Это было так похоже, что я почувствовал неправду, ложь; мне стало больно. Я не обвинял себя, что подсматриваю, но образ матери, который тогда ночью я видел гордым и величественным, тихо отплыл от меня. Я отдалился от нее -- мне было горько. Никогда я ей не скажу об этом, конечно... Мы отталкиваем людей, когда лжем перед собой.

Каторжник снял пальто, они прошли, мы остались.

-- Это он -- сказала Оля, поправляя прядь некрасивых волос.

Она одна не была разочарована. Но Юрий казался совсем озадаченным, маленький Вадим смотрел тупо, мне было остро-горько от мыслей о матери.

-- Потом додумаю -- бросил я и начал смеяться.

-- Вот так каторжник! -- хихикал я: -- каленое железо! Он и не думает вовсе.

Юрий посмотрел на меня; я почувствовал, что он сейчас осудит меня, перейдет на "его" сторону, и поспешил склонить его, не дать ему обдумать. Я стал у двери, держась за ручку так, как сейчас держался каторжник, втянул голову в плечи, нахмурил свои редкие брови и постарался придать лицу угрюмое выражение.

-- Я вставал каждый день в шесть часов утра. Мне было холодно. Я убил пять белых медведей -- басом проговорил я, думая, что подражаю голосу каторжника и исподлобья оглядывая Юрия.

Юрий засмеялся, Оля тоже.

-- Видели его пальто? Замерзнешь! -- и я показывал широкое, теплое на тяжелой вате пальто гостя.

Мы обступили пальто, осматривая особенно внимательно подкладку.

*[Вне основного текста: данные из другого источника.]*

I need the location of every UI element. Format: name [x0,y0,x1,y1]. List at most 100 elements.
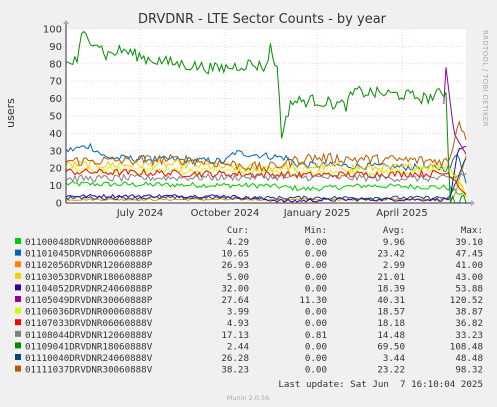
y-tick-label: 10 [49,181,62,192]
legend-max-value: 41.00 [455,260,483,271]
legend-swatch [15,296,21,302]
legend-cur-value: 27.64 [221,295,249,306]
series-line-6 [443,67,467,155]
legend-avg-value: 14.48 [377,330,405,341]
y-tick-label: 90 [49,42,62,53]
series-line-11 [65,158,467,201]
legend-max-value: 39.10 [455,237,483,248]
legend-header-cur: Cur: [227,225,249,236]
legend-cur-value: 4.93 [227,318,249,329]
legend-series-name: 01102056DRVDNR12060888P [25,260,153,271]
legend-avg-value: 18.57 [377,307,405,318]
legend-max-value: 98.32 [455,365,483,376]
legend-min-value: 11.30 [299,295,327,306]
legend-header-max: Max: [461,225,483,236]
legend-avg-value: 69.50 [377,341,405,352]
legend-series-name: 01103053DRVDNR18060888P [25,272,153,283]
x-tick-label: July 2024 [116,208,164,219]
legend-max-value: 108.48 [450,341,483,352]
y-tick-label: 70 [49,77,62,88]
legend-cur-value: 17.13 [221,330,249,341]
legend-avg-value: 23.22 [377,365,405,376]
y-axis-label: users [4,98,17,128]
legend-min-value: 0.00 [305,272,327,283]
legend-series-name: 01100048DRVDNR00060888P [25,237,153,248]
legend: Cur: Min: Avg: Max: 01100048DRVDNR000608… [15,225,483,376]
series-line-2 [65,142,467,184]
legend-cur-value: 10.65 [221,249,249,260]
series-line-1 [65,180,467,198]
legend-max-value: 48.48 [455,353,483,364]
legend-avg-value: 23.42 [377,249,405,260]
legend-max-value: 43.00 [455,272,483,283]
legend-cur-value: 2.44 [227,341,250,352]
legend-series-name: 01108044DRVDNR12060888V [25,330,153,341]
series-line-10 [65,30,467,204]
legend-avg-value: 40.31 [377,295,405,306]
y-tick-label: 0 [56,199,62,210]
legend-min-value: 0.81 [305,330,327,341]
legend-max-value: 53.88 [455,283,483,294]
y-tick-label: 50 [49,112,62,123]
x-ticks: July 2024 October 2024 January 2025 April 2… [116,208,428,219]
legend-avg-value: 21.01 [377,272,405,283]
legend-swatch [15,261,21,268]
legend-cur-value: 38.23 [221,365,249,376]
x-tick-label: April 2025 [376,208,427,219]
munin-footer: Munin 2.0.56 [227,394,270,402]
legend-swatch [15,249,21,256]
legend-min-value: 0.00 [305,283,327,294]
y-tick-label: 30 [49,146,62,157]
legend-max-value: 38.87 [455,307,483,318]
x-tick-label: January 2025 [283,208,351,219]
series-line-4 [65,158,467,198]
legend-series-name: 01109041DRVDNR18060888V [25,341,153,352]
y-tick-label: 80 [49,59,62,70]
legend-cur-value: 26.28 [221,353,249,364]
y-tick-label: 20 [49,164,62,175]
legend-series-name: 01107033DRVDNR06060888V [25,318,153,329]
y-tick-label: 100 [43,25,62,36]
series-line-12 [65,120,467,173]
last-update: Last update: Sat Jun 7 16:10:04 2025 [278,379,483,390]
legend-avg-value: 3.44 [383,353,406,364]
legend-cur-value: 3.99 [227,307,249,318]
legend-swatch [15,284,21,291]
y-tick-label: 60 [49,94,62,105]
legend-series-name: 01106036DRVDNR00060888V [25,307,153,318]
legend-swatch [15,307,21,314]
series-lines [65,30,467,204]
legend-min-value: 0.00 [305,307,327,318]
legend-swatch [15,365,21,372]
legend-max-value: 33.23 [455,330,483,341]
legend-min-value: 0.00 [305,318,327,329]
legend-swatch [15,330,21,337]
legend-avg-value: 18.39 [377,283,405,294]
legend-avg-value: 2.99 [383,260,405,271]
series-line-9 [65,172,467,184]
legend-cur-value: 32.00 [221,283,249,294]
legend-series-name: 01101045DRVDNR06060888P [25,249,153,260]
legend-max-value: 36.82 [455,318,483,329]
legend-max-value: 120.52 [450,295,483,306]
y-axis-arrow-icon [63,20,69,24]
legend-avg-value: 18.18 [377,318,405,329]
legend-min-value: 0.00 [305,353,327,364]
legend-swatch [15,238,21,244]
legend-min-value: 0.00 [305,365,327,376]
legend-min-value: 0.00 [305,341,327,352]
legend-swatch [15,319,21,326]
x-tick-label: October 2024 [191,208,260,219]
legend-swatch [15,272,21,279]
legend-min-value: 0.00 [305,237,327,248]
legend-cur-value: 4.29 [227,237,249,248]
legend-swatch [15,342,21,349]
side-label: RRDTOOL / TOBI OETIKER [481,30,489,127]
legend-min-value: 0.00 [305,249,327,260]
series-line-5 [65,146,467,203]
legend-series-name: 01104052DRVDNR24060888P [25,283,153,294]
chart-title: DRVDNR - LTE Sector Counts - by year [138,12,387,27]
legend-min-value: 0.00 [305,260,327,271]
legend-series-name: 01111037DRVDNR30060888V [25,365,153,376]
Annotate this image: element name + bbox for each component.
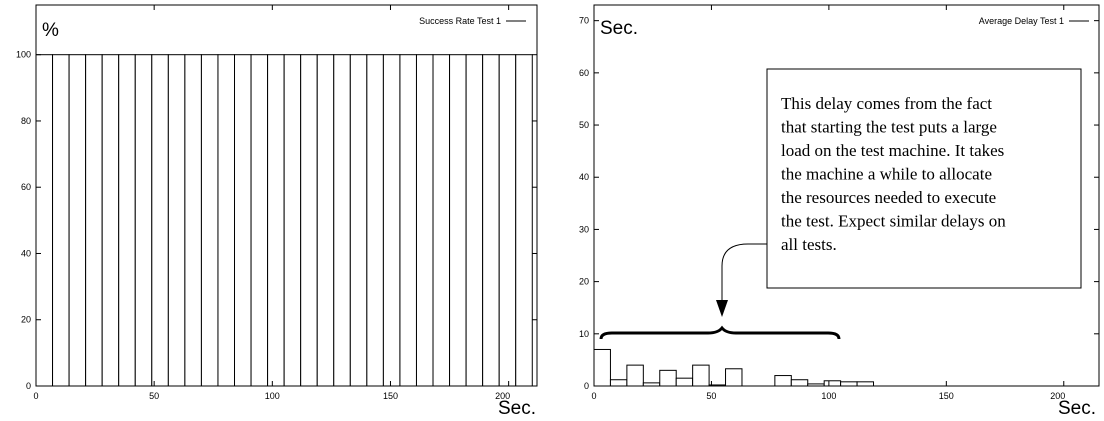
annotation-line: all tests. <box>781 235 837 254</box>
y-tick-label: 40 <box>579 172 589 182</box>
bar <box>300 54 318 387</box>
bar <box>482 54 500 387</box>
bar <box>642 382 661 387</box>
bar <box>184 54 202 387</box>
y-tick-label: 0 <box>26 381 31 391</box>
bar <box>366 54 384 387</box>
x-tick-label: 50 <box>149 391 159 401</box>
bar <box>151 54 169 387</box>
legend-label: Average Delay Test 1 <box>979 16 1064 26</box>
bar <box>659 369 677 387</box>
y-tick-label: 20 <box>21 315 31 325</box>
bar <box>498 54 517 387</box>
x-tick-label: 0 <box>591 391 596 401</box>
x-tick-label: 100 <box>265 391 280 401</box>
annotation-box <box>766 68 1082 289</box>
x-tick-label: 150 <box>383 391 398 401</box>
y-tick-label: 30 <box>579 224 589 234</box>
bar <box>790 379 809 387</box>
annotation-line: This delay comes from the fact <box>781 94 992 113</box>
bar <box>134 54 153 387</box>
y-tick-label: 60 <box>21 182 31 192</box>
bar <box>250 54 269 387</box>
x-tick-label: 200 <box>1050 391 1065 401</box>
bar <box>333 54 351 387</box>
axis-ticks: 0 50 100 150 200 0 10 20 30 40 50 60 70 <box>579 5 1099 401</box>
bar <box>725 368 743 387</box>
bar <box>217 54 236 387</box>
bar <box>316 54 335 387</box>
bar <box>465 54 484 387</box>
annotation-line: that starting the test puts a large <box>781 118 997 137</box>
average-delay-chart: 0 50 100 150 200 0 10 20 30 40 50 60 70 Sec. Sec. Av… <box>579 4 1100 419</box>
y-tick-label: 10 <box>579 329 589 339</box>
bar <box>167 54 186 387</box>
x-tick-label: 0 <box>33 391 38 401</box>
bar <box>68 54 87 387</box>
bar <box>283 54 302 387</box>
x-tick-label: 200 <box>495 391 510 401</box>
bar <box>774 375 792 387</box>
bar <box>382 54 401 387</box>
y-tick-label: 70 <box>579 16 589 26</box>
y-tick-label: 60 <box>579 68 589 78</box>
bar <box>807 383 825 387</box>
annotation-arrow-head-icon <box>716 300 728 317</box>
annotation-line: load on the test machine. It takes <box>781 141 1004 160</box>
y-tick-label: 50 <box>579 120 589 130</box>
bar <box>399 54 417 387</box>
x-axis-label: Sec. <box>1058 398 1096 419</box>
y-tick-label: 80 <box>21 116 31 126</box>
bar <box>234 54 252 387</box>
bar <box>449 54 467 387</box>
bar <box>823 380 842 387</box>
legend-label: Success Rate Test 1 <box>419 16 501 26</box>
axis-ticks: 0 50 100 150 200 0 20 40 60 80 100 <box>16 5 537 401</box>
x-axis-label: Sec. <box>498 398 536 419</box>
bar <box>267 54 285 387</box>
annotation-line: the resources needed to execute <box>781 188 996 207</box>
y-axis-label: Sec. <box>600 18 638 39</box>
y-axis-label: % <box>42 20 59 41</box>
bar <box>840 381 858 387</box>
curly-brace-icon <box>599 325 841 340</box>
bar <box>609 379 628 387</box>
x-tick-label: 150 <box>939 391 954 401</box>
bar <box>515 54 533 387</box>
bar <box>415 54 434 387</box>
bar <box>626 364 644 387</box>
bar <box>101 54 120 387</box>
y-tick-label: 100 <box>16 50 31 60</box>
bars-group <box>593 348 875 387</box>
annotation-arrow-curve <box>721 243 767 300</box>
bar <box>85 54 103 387</box>
annotation-text: This delay comes from the fact that start… <box>781 94 1006 254</box>
bar <box>856 381 875 387</box>
y-tick-label: 40 <box>21 248 31 258</box>
x-tick-label: 50 <box>706 391 716 401</box>
bar <box>692 364 710 387</box>
annotation-line: the test. Expect similar delays on <box>781 212 1006 231</box>
bar <box>200 54 219 387</box>
bar <box>349 54 368 387</box>
y-tick-label: 20 <box>579 277 589 287</box>
bar <box>118 54 136 387</box>
bar <box>432 54 451 387</box>
bar <box>35 54 54 387</box>
success-rate-chart: 0 50 100 150 200 0 20 40 60 80 100 % Sec. Success … <box>16 4 538 419</box>
bars-group <box>35 54 533 387</box>
annotation-line: the machine a while to allocate <box>781 165 992 184</box>
bar <box>52 54 70 387</box>
bar <box>675 377 694 387</box>
y-tick-label: 0 <box>584 381 589 391</box>
bar <box>593 348 611 387</box>
x-tick-label: 100 <box>821 391 836 401</box>
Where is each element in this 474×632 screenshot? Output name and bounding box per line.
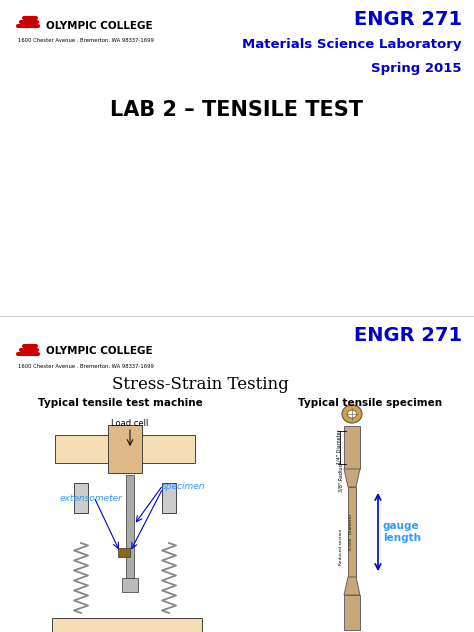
- Text: Typical tensile specimen: Typical tensile specimen: [298, 398, 442, 408]
- Text: Typical tensile test machine: Typical tensile test machine: [37, 398, 202, 408]
- Bar: [55, 435, 117, 463]
- Ellipse shape: [347, 410, 356, 418]
- Text: 1600 Chester Avenue . Bremerton, WA 98337-1699: 1600 Chester Avenue . Bremerton, WA 9833…: [18, 363, 154, 368]
- Bar: [344, 595, 360, 630]
- Text: specimen: specimen: [162, 482, 206, 491]
- Text: Spring 2015: Spring 2015: [372, 62, 462, 75]
- Text: gauge
length: gauge length: [383, 521, 421, 543]
- Text: Stress-Strain Testing: Stress-Strain Testing: [111, 376, 288, 393]
- Text: 3/8" Radius: 3/8" Radius: [339, 464, 344, 492]
- Text: Reduced section: Reduced section: [339, 529, 343, 565]
- Bar: [162, 483, 176, 513]
- Polygon shape: [344, 469, 360, 487]
- Bar: [108, 425, 142, 473]
- Text: OLYMPIC COLLEGE: OLYMPIC COLLEGE: [46, 21, 153, 31]
- Polygon shape: [344, 577, 360, 595]
- Text: 0.505" Diameter: 0.505" Diameter: [349, 514, 353, 550]
- Text: ENGR 271: ENGR 271: [354, 326, 462, 345]
- Text: Materials Science Laboratory: Materials Science Laboratory: [243, 38, 462, 51]
- Bar: [348, 487, 356, 577]
- Text: 1/4" Diameter: 1/4" Diameter: [337, 430, 342, 465]
- Text: extensometer: extensometer: [60, 494, 123, 503]
- Text: LAB 2 – TENSILE TEST: LAB 2 – TENSILE TEST: [110, 100, 364, 120]
- Text: Load cell: Load cell: [111, 419, 149, 428]
- Bar: [133, 435, 195, 463]
- Bar: [122, 578, 138, 592]
- Bar: [344, 426, 360, 469]
- Bar: [126, 475, 134, 578]
- Bar: [118, 548, 130, 557]
- Bar: [74, 483, 88, 513]
- Bar: [52, 618, 202, 632]
- Text: 1600 Chester Avenue . Bremerton, WA 98337-1699: 1600 Chester Avenue . Bremerton, WA 9833…: [18, 37, 154, 42]
- Text: OLYMPIC COLLEGE: OLYMPIC COLLEGE: [46, 346, 153, 356]
- Ellipse shape: [342, 405, 362, 423]
- Text: ENGR 271: ENGR 271: [354, 10, 462, 29]
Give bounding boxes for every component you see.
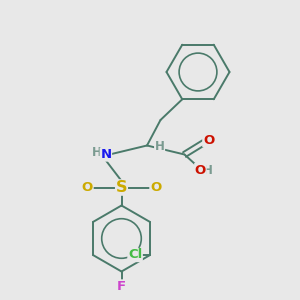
Text: N: N	[100, 148, 112, 161]
Text: O: O	[195, 164, 206, 177]
Text: S: S	[116, 180, 127, 195]
Text: Cl: Cl	[128, 248, 142, 262]
Text: O: O	[150, 181, 161, 194]
Text: H: H	[92, 146, 102, 159]
Text: F: F	[117, 280, 126, 293]
Text: O: O	[82, 181, 93, 194]
Text: H: H	[203, 164, 212, 177]
Text: H: H	[155, 140, 164, 154]
Text: O: O	[203, 134, 214, 147]
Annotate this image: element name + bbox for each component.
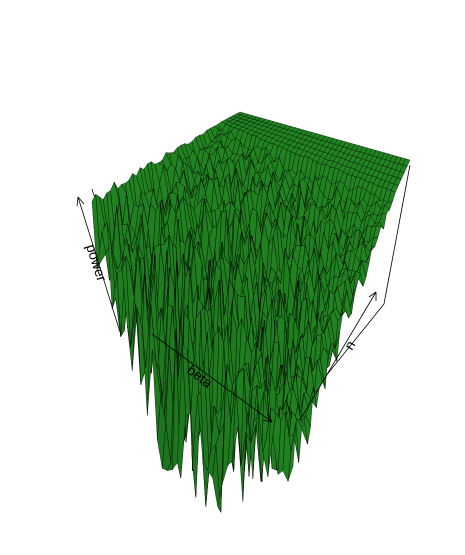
front-box-edge <box>285 399 293 419</box>
n-axis-arrowhead <box>368 291 377 301</box>
power-axis-arrowhead <box>76 196 85 207</box>
beta-axis-arrowhead <box>262 413 273 423</box>
n-axis-label: n <box>341 338 359 353</box>
back-box-edge <box>383 164 411 305</box>
n-axis-line <box>299 291 377 421</box>
surface-mesh <box>91 111 411 513</box>
surface-facet <box>287 422 297 482</box>
beta-axis-line <box>151 333 273 423</box>
power-axis-line <box>77 196 121 333</box>
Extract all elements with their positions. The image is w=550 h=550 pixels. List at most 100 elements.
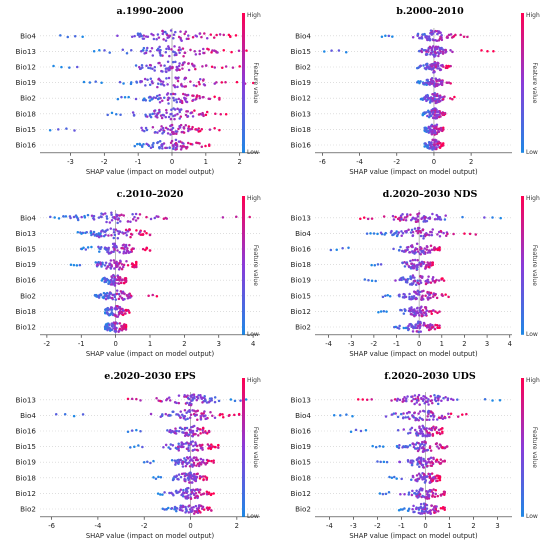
shap-point bbox=[162, 114, 166, 117]
shap-point bbox=[64, 215, 68, 218]
feature-label-bio12: Bio12 bbox=[16, 323, 36, 332]
shap-point bbox=[440, 46, 443, 50]
shap-point bbox=[164, 412, 168, 416]
shap-point bbox=[170, 48, 173, 51]
shap-point bbox=[434, 310, 437, 313]
shap-point bbox=[423, 495, 426, 499]
shap-point bbox=[427, 125, 431, 129]
shap-point bbox=[442, 397, 445, 400]
shap-point bbox=[438, 324, 441, 327]
shap-point bbox=[152, 96, 156, 99]
shap-point bbox=[447, 33, 451, 37]
shap-point bbox=[124, 328, 128, 331]
shap-point bbox=[150, 98, 154, 101]
shap-point bbox=[192, 461, 196, 465]
shap-point bbox=[376, 263, 380, 266]
shap-point bbox=[435, 46, 439, 50]
shap-point bbox=[432, 488, 435, 491]
colorbar-low-label: Low bbox=[247, 149, 259, 156]
shap-point bbox=[110, 296, 114, 300]
shap-point bbox=[422, 395, 425, 398]
shap-point bbox=[420, 37, 424, 40]
shap-point bbox=[189, 442, 192, 445]
shap-point bbox=[110, 211, 113, 215]
shap-point bbox=[405, 262, 409, 266]
shap-point bbox=[184, 495, 187, 499]
shap-point bbox=[405, 399, 408, 403]
shap-point bbox=[434, 279, 437, 283]
shap-point bbox=[145, 64, 148, 68]
shap-point bbox=[182, 431, 185, 434]
shap-point bbox=[152, 37, 156, 41]
shap-point bbox=[205, 417, 208, 420]
shap-point bbox=[57, 217, 61, 220]
shap-point bbox=[208, 397, 212, 400]
shap-point bbox=[430, 233, 434, 237]
shap-point bbox=[190, 62, 194, 66]
shap-point bbox=[149, 96, 152, 99]
shap-point bbox=[425, 50, 428, 53]
shap-point bbox=[370, 263, 373, 267]
shap-point bbox=[194, 67, 197, 71]
shap-point bbox=[116, 229, 119, 233]
shap-point bbox=[196, 494, 199, 498]
shap-point bbox=[388, 294, 392, 298]
shap-point bbox=[384, 294, 387, 297]
shap-point bbox=[422, 82, 425, 85]
shap-point bbox=[445, 81, 448, 84]
shap-point bbox=[424, 307, 428, 310]
shap-point bbox=[175, 401, 178, 405]
shap-point bbox=[116, 249, 119, 252]
colorbar-low-label: Low bbox=[526, 513, 538, 520]
shap-point bbox=[108, 329, 112, 332]
shap-point bbox=[410, 266, 414, 269]
shap-point bbox=[429, 53, 432, 56]
shap-point bbox=[438, 478, 442, 482]
shap-point bbox=[335, 248, 338, 251]
shap-point bbox=[212, 461, 215, 464]
shap-point bbox=[208, 399, 212, 403]
shap-point bbox=[193, 65, 196, 68]
shap-point bbox=[422, 64, 425, 67]
shap-point bbox=[195, 456, 198, 459]
x-tick-label: -6 bbox=[319, 158, 326, 166]
feature-label-bio18: Bio18 bbox=[16, 473, 37, 482]
shap-point bbox=[429, 464, 432, 467]
shap-point bbox=[417, 330, 420, 334]
shap-point bbox=[160, 143, 163, 147]
shap-point bbox=[382, 309, 386, 313]
shap-point bbox=[381, 445, 385, 448]
shap-point bbox=[185, 401, 189, 405]
shap-point bbox=[411, 489, 414, 493]
shap-point bbox=[206, 459, 210, 463]
shap-point bbox=[434, 426, 438, 429]
shap-point bbox=[427, 129, 430, 133]
shap-point bbox=[415, 418, 418, 422]
shap-point bbox=[419, 80, 422, 83]
x-tick-label: -6 bbox=[48, 522, 55, 530]
shap-point bbox=[193, 414, 197, 417]
shap-point bbox=[165, 93, 169, 96]
shap-point bbox=[160, 125, 163, 128]
shap-point bbox=[429, 323, 432, 326]
shap-point bbox=[415, 242, 419, 245]
shap-point bbox=[370, 217, 374, 220]
shap-point bbox=[187, 494, 190, 497]
shap-point bbox=[410, 463, 414, 467]
shap-point bbox=[184, 464, 188, 468]
shap-point bbox=[427, 96, 430, 100]
shap-point bbox=[198, 52, 201, 56]
shap-point bbox=[125, 260, 128, 263]
shap-point bbox=[156, 47, 160, 51]
shap-point bbox=[399, 412, 403, 416]
shap-point bbox=[424, 35, 427, 39]
shap-point bbox=[208, 506, 211, 510]
shap-point bbox=[433, 495, 437, 499]
shap-point bbox=[86, 213, 90, 217]
shap-point bbox=[109, 306, 113, 309]
shap-point bbox=[443, 111, 447, 115]
shap-point bbox=[424, 434, 427, 438]
shap-point bbox=[200, 507, 204, 511]
feature-label-bio12: Bio12 bbox=[291, 307, 311, 316]
shap-point bbox=[444, 214, 447, 217]
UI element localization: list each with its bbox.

-- Волосы могли отрасти за это время -- попробовал заступиться Юрий.

-- Все равно было бы заметно, что одна половина больше -- ответил я: Может быть он вовсе и не катор...

Тут я ощутил, что от его ватного пальто исходит темный запах взрослых. С необыкновенной ясностью я вспомнил учителя, его голос и желтый крепкий обкуренный ноготь. Я не докончил фразы, почувствовав, что лгу.